There is no indication of a Michaelis-type complex or of oxygen binding to GO in reactions at low pH (8, 28, 29). Although there is a very large difference in KM(O2) at high pH (≥1 mM) and low pH (25 ± 5 μM), this is unrelated to the protein's affinity of O2. The KM(O2) is simply the ratio of kcat, which consists largely of the hydride transfer step (25) and kcat/KM(O2). For the purposes of this analysis, O2 in the active site is formulated as a weak interaction complex with KD(O2) ≈ 1 M, analogous to the reactant complex in Marcus theory (35).
The kinetic data presented here support mechanisms of rate-limiting electron transfer for the E(FADH−, His) and E(FADH−, HisH+) forms of WT GO (Eq. 1).

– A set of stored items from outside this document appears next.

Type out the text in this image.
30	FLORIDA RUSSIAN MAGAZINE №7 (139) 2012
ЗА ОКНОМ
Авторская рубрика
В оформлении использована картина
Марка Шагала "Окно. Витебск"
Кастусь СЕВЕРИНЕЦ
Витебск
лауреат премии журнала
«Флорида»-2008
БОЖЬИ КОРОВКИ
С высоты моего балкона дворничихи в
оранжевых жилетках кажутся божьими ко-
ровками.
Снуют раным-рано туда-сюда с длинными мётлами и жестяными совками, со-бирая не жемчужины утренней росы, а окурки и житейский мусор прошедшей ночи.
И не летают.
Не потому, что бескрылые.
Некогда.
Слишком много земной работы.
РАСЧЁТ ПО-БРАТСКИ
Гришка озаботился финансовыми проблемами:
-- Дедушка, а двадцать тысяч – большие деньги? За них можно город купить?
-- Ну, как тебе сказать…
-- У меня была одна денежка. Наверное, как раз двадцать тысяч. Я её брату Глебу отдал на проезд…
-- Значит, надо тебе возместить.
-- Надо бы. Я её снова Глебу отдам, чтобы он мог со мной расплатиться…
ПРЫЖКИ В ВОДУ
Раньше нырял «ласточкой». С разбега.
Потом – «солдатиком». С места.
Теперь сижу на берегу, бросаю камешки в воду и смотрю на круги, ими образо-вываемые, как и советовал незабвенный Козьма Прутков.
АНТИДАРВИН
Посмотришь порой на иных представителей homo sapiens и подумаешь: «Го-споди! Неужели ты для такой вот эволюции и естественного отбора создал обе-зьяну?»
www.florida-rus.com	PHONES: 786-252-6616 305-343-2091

Optical absorbance spectra show isosbestic points on reaction of reduced enzyme with O2, consistent with a rate-limiting step after the formation of E(FADH−, HisH+)|O2 and before the disappearance of E(FADH•, HisH+)|O. The O-18 KIEs indicate one electron reduction of O2 during the irreversible steps of the WT and H516A mutant oxidative half-reactions. The O-18 KIEs range from 1.017 to 1.028 in agreement with the upper limit set by the equilibrium isotope effect; a value of 18K ≅ 1.03, is estimated from the difference in free energies associated with converting 16,16O2 to 16,16O and 16,18O2 to 16,18O using the Mayer–Bigeleisen approach (43). It is important to realize, however, that within the context of electron transfer theory the O-18 KIE originates from the difference in Franck–Condon factors for the electron transfer (44). This parameter, treated classically or quantum mechanically (45), gives the O-18 KIE as a function of O—O distances and normal mode force constants in the reactant and product states. Thus, O-18 KIEs are expected to exhibit a parabolic dependence on the free energy approaching a maximum as ΔG°′ approaches zero and the difference in Franck–Condon factors is greatest (unpublished work).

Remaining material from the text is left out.